Néanmoins tous les Etats du G20, au premier rang desquels la Chine, l'Inde, le Brésil, le Mexique, demandent à l'Europe de prouver qu'elle fera tout pour se sauver elle-même, avant d'accepter - eux -de participer au refinancement du FMI. C'est pourquoi l'Allemagne admet désormais qu'il faut cumuler provisoirement le Fonds européen de stabilité financière (FESF) et le Mécanisme européen de stabilité (MES), comme le réclament les institutions européennes. Ainsi, le MES, dont la capacité de prêts atteint 500 milliards, sera lancé en juillet en sus du FESF, qui poursuit ses programmes de soutien à l'Irlande, au Portugal et à la Grèce, soit quelque 200 milliards d'engagements. En outre, le FESF, qui garde encore une capacité théorique de prêts de 240 milliards, apportera ce potentiel au MES pendant un an jusqu'à réexamen des besoins. Ainsi la solidarité « affichée » atteindra 940 milliards d'engagements.
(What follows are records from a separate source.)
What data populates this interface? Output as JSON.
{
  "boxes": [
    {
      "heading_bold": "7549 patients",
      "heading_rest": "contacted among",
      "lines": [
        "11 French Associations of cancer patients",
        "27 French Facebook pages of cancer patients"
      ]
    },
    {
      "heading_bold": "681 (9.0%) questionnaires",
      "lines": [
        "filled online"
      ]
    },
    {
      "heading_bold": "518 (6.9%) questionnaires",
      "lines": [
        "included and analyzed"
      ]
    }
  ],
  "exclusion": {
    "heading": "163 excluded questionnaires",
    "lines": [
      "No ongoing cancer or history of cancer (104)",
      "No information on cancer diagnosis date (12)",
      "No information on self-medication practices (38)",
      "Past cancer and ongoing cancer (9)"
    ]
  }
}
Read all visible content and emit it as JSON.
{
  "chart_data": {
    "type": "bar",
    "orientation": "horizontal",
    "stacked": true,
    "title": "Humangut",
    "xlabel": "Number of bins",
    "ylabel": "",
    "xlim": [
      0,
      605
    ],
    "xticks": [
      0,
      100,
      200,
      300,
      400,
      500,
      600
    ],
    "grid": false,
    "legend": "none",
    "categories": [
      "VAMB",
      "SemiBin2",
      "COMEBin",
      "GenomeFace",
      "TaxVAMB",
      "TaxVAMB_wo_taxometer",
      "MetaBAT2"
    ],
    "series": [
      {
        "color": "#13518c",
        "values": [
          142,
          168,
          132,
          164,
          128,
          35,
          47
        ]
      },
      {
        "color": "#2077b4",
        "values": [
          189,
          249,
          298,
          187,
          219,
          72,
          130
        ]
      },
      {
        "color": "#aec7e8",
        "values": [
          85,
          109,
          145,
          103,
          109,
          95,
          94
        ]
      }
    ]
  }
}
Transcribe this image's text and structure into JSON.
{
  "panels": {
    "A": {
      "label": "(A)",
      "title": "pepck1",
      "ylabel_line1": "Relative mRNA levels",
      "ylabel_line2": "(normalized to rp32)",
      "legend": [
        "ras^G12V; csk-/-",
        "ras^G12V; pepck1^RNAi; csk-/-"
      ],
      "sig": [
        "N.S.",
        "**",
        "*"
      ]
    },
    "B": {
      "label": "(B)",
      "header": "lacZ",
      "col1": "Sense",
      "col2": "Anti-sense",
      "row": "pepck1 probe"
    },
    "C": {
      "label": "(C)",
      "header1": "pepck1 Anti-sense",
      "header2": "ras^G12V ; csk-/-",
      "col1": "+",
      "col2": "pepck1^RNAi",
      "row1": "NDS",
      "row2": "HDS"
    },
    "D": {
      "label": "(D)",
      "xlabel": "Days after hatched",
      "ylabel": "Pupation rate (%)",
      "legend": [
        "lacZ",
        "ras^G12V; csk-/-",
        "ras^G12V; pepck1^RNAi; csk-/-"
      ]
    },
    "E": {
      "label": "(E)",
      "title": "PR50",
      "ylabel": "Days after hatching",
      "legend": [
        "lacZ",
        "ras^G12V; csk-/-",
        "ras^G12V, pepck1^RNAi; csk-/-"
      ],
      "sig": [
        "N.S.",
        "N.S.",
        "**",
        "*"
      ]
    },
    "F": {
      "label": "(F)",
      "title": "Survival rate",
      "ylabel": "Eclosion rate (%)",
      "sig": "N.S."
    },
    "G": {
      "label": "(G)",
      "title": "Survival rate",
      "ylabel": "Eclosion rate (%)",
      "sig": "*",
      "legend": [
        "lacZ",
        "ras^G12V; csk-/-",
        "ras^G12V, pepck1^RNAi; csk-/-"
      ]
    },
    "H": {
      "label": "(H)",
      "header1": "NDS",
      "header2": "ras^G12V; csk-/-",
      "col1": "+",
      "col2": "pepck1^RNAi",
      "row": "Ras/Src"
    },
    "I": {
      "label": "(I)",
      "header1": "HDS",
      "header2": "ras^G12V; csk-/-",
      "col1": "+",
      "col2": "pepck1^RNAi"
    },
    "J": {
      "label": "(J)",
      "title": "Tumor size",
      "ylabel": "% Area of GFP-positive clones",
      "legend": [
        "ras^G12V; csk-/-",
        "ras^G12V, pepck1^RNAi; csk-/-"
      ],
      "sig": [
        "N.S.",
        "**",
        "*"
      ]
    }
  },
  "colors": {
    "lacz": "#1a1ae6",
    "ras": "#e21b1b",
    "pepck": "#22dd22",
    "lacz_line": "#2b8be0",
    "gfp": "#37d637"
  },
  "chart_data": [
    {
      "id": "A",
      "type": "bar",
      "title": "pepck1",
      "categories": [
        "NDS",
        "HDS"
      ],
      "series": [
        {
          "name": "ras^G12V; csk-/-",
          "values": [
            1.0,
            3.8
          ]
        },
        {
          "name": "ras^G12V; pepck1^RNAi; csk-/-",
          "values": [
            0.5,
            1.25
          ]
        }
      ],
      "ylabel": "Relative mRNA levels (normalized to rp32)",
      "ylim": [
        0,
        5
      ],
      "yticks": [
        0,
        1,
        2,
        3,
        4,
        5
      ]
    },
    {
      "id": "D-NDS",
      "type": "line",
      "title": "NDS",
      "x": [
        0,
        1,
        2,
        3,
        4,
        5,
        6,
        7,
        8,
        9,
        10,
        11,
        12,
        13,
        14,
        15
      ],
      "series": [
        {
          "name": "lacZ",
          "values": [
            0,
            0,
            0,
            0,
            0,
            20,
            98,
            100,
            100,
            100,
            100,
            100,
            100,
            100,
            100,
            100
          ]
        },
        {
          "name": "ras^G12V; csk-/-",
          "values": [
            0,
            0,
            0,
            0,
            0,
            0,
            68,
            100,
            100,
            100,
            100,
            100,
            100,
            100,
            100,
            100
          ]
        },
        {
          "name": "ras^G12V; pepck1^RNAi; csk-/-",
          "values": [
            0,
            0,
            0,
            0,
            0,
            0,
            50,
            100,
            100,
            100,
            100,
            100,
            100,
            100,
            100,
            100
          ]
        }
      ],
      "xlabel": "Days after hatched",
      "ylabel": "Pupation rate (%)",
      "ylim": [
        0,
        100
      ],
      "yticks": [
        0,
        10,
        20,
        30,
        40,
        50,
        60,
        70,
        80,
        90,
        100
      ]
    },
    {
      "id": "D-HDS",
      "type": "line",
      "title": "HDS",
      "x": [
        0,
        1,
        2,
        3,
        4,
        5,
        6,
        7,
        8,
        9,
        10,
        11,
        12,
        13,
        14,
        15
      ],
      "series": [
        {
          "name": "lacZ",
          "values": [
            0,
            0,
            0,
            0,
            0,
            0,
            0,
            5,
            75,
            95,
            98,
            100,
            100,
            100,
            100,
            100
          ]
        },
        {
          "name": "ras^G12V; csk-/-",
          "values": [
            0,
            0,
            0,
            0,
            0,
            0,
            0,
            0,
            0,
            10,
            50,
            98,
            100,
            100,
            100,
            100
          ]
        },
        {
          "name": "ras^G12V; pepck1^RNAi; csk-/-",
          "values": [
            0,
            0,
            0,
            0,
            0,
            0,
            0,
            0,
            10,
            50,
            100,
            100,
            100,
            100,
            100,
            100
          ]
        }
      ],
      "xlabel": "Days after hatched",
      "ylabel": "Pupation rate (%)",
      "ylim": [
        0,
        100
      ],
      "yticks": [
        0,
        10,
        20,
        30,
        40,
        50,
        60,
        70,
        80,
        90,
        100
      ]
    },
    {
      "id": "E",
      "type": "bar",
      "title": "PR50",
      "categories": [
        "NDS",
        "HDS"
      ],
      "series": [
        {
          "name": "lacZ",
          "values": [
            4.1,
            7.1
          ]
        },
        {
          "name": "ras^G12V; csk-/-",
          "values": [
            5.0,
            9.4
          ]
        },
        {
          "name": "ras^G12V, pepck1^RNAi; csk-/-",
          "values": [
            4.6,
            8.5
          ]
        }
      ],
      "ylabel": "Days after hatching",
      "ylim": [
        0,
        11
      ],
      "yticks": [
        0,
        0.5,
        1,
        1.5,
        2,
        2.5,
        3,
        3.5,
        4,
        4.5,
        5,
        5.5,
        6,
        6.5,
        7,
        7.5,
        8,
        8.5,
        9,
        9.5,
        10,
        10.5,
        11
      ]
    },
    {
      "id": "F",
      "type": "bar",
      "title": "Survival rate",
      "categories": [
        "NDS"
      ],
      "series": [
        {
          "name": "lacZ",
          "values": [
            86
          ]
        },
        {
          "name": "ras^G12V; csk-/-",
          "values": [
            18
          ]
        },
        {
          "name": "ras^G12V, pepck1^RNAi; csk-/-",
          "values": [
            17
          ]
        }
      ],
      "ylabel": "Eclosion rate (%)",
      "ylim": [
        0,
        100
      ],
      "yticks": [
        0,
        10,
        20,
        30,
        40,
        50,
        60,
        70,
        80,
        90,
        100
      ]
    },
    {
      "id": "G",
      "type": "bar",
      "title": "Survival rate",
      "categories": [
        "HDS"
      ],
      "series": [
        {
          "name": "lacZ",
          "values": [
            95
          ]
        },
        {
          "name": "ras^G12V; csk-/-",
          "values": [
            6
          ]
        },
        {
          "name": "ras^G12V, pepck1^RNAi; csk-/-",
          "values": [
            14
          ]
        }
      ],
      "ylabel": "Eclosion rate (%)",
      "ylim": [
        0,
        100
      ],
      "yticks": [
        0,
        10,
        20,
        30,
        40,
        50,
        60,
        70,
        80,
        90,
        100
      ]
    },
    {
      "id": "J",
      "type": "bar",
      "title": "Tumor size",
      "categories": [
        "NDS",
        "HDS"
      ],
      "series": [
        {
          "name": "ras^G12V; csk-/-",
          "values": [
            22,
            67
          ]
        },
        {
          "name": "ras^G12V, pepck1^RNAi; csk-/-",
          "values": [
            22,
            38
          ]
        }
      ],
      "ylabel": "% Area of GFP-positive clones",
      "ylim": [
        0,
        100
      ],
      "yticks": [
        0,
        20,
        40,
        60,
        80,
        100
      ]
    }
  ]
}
Dans la pratique, comme la capacité de prêts du MES dépend d'un capital appelable de 80 milliards d'euros, elle ne sera pas mobilisée à 100 % dès le premier jour. Mais les ministres des Finances devraient se mettre d'accord pour verser ce capital en trois ans, d'ici à l'été 2014 au lieu de cinq ans comme prévu initialement. Au-delà de ces débats techniques, les ministres des Finances européens veulent surtout s'enquérir des projets budgétaires de l'Espagne et évaluer sa situation bancaire. Par ailleurs, ils pourraient se mettre d'accord sur le nom du président de la Banque centrale du Luxembourg, Yves Mersch, pour entrer au directoire de la BCE, mais le débat sur le remplacement de Jean-Claude Juncker à la tête de l'Eurogroupe est loin d'être achevé. Hier, François Baroin a exprimé le souhait que ses collègues ne prennent pas de décision avant l'élection présidentielle en France.